And for both state legislators and UNC-system officials, the good news is, well, nonexistent.
State legislators returned to Raleigh this week and began searching for ways to cut about $1.2 billion from the 2002-03 state budget in an effort to overcome one of the worst fiscal situations in state history.
Education, which makes up about 60 percent of the state's $14.7 billion budget, could bear the brunt of the proposed cuts with the $695 million reduction. Other state agencies will be expected to trim a total of $510 million from their budgets.
Next week, appropriation subcommittees in the state legislature are slated to begin investigations into how much can be cut from state agencies in the next fiscal year, which starts July 1.
The N.C. General Assembly will consider recommendations from those committees when it reconvenes May 28 and begins redrafting the budget.
But legislators insist that the current figure for budget cuts is preliminary.
"That's just a target," said Rep.
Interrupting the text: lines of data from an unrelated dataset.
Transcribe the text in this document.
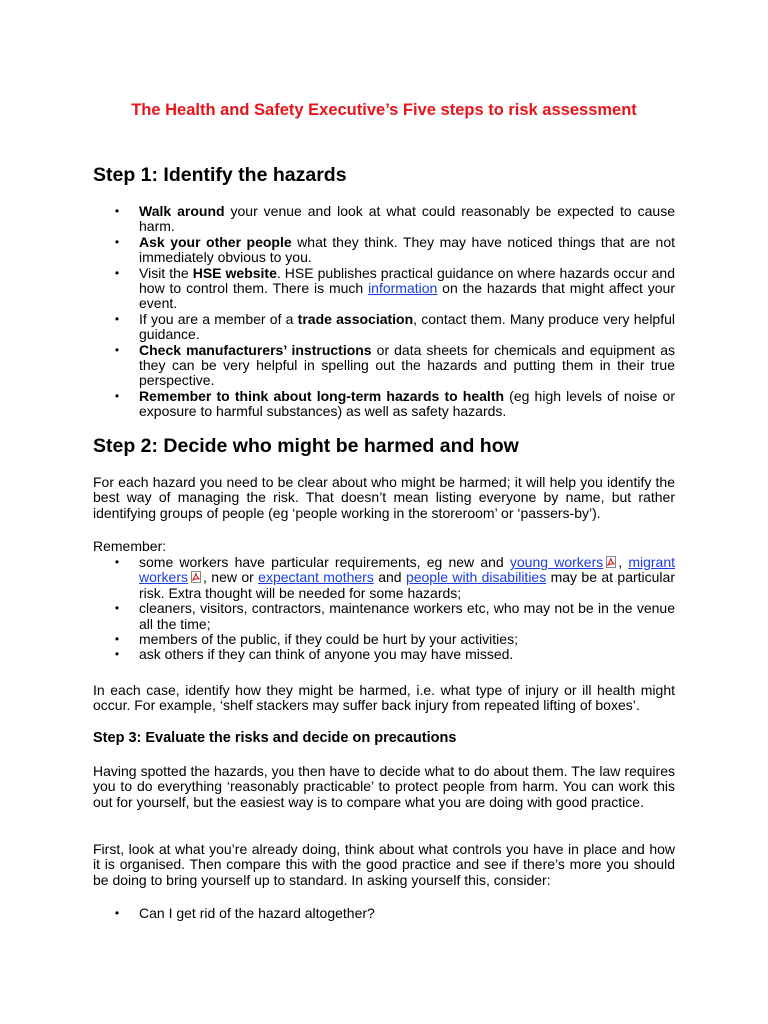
The Health and Safety Executive’s Five steps to risk assessment
Step 1: Identify the hazards
• Walk around your venue and look at what could reasonably be expected to cause harm.
• Ask your other people what they think. They may have noticed things that are not immediately obvious to you.
• Visit the HSE website. HSE publishes practical guidance on where hazards occur and how to control them. There is much information on the hazards that might affect your event.
• If you are a member of a trade association, contact them. Many produce very helpful guidance.
• Check manufacturers’ instructions or data sheets for chemicals and equipment as they can be very helpful in spelling out the hazards and putting them in their true perspective.
• Remember to think about long-term hazards to health (eg high levels of noise or exposure to harmful substances) as well as safety hazards.
Step 2: Decide who might be harmed and how
For each hazard you need to be clear about who might be harmed; it will help you identify the best way of managing the risk. That doesn’t mean listing everyone by name, but rather identifying groups of people (eg ‘people working in the storeroom’ or ‘passers-by’).
Remember:
• some workers have particular requirements, eg new and young workers , migrant workers , new or expectant mothers and people with disabilities may be at particular risk. Extra thought will be needed for some hazards;
• cleaners, visitors, contractors, maintenance workers etc, who may not be in the venue all the time;
• members of the public, if they could be hurt by your activities;
• ask others if they can think of anyone you may have missed.
In each case, identify how they might be harmed, i.e. what type of injury or ill health might occur. For example, ‘shelf stackers may suffer back injury from repeated lifting of boxes’.
Step 3: Evaluate the risks and decide on precautions
Having spotted the hazards, you then have to decide what to do about them. The law requires you to do everything ‘reasonably practicable’ to protect people from harm. You can work this out for yourself, but the easiest way is to compare what you are doing with good practice.
First, look at what you’re already doing, think about what controls you have in place and how it is organised. Then compare this with the good practice and see if there’s more you should be doing to bring yourself up to standard. In asking yourself this, consider:
• Can I get rid of the hazard altogether?
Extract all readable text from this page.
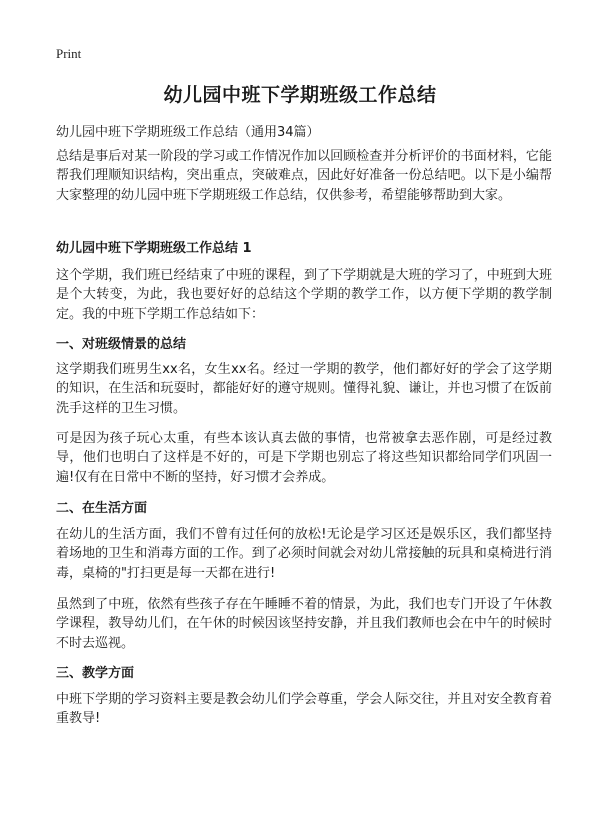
Print
幼儿园中班下学期班级工作总结

幼儿园中班下学期班级工作总结（通用34篇）

总结是事后对某一阶段的学习或工作情况作加以回顾检查并分析评价的书面材料，它能帮我们理顺知识结构，突出重点，突破难点，因此好好准备一份总结吧。以下是小编帮大家整理的幼儿园中班下学期班级工作总结，仅供参考，希望能够帮助到大家。

幼儿园中班下学期班级工作总结 1

这个学期，我们班已经结束了中班的课程，到了下学期就是大班的学习了，中班到大班是个大转变，为此，我也要好好的总结这个学期的教学工作，以方便下学期的教学制定。我的中班下学期工作总结如下：

一、对班级情景的总结

这学期我们班男生xx名，女生xx名。经过一学期的教学，他们都好好的学会了这学期的知识，在生活和玩耍时，都能好好的遵守规则。懂得礼貌、谦让，并也习惯了在饭前洗手这样的卫生习惯。

可是因为孩子玩心太重，有些本该认真去做的事情，也常被拿去恶作剧，可是经过教导，他们也明白了这样是不好的，可是下学期也别忘了将这些知识都给同学们巩固一遍!仅有在日常中不断的坚持，好习惯才会养成。

二、在生活方面

在幼儿的生活方面，我们不曾有过任何的放松!无论是学习区还是娱乐区，我们都坚持着场地的卫生和消毒方面的工作。到了必须时间就会对幼儿常接触的玩具和桌椅进行消毒，桌椅的"打扫更是每一天都在进行!

虽然到了中班，依然有些孩子存在午睡睡不着的情景，为此，我们也专门开设了午休教学课程，教导幼儿们，在午休的时候因该坚持安静，并且我们教师也会在中午的时候时不时去巡视。

三、教学方面

中班下学期的学习资料主要是教会幼儿们学会尊重，学会人际交往，并且对安全教育着重教导!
Warren Oldham, D-Forsyth and co-chairman of the House Appropriations Committee. "That's just what we're trying to reach. It has to do with a certain percentage of the budget, and education accounts for a great proportion of the budget."
Although Gov. Mike Easley informed state agencies last week to brace for budget cuts, he wrote in a March 21 letter to UNC-system chancellors that one of his goals was to "protect the classroom" from the effects of the budget cuts.
Since then, the Easley administration and the General Assembly have produced conflicting numbers about the best way to spare education from the cuts while balancing the budget.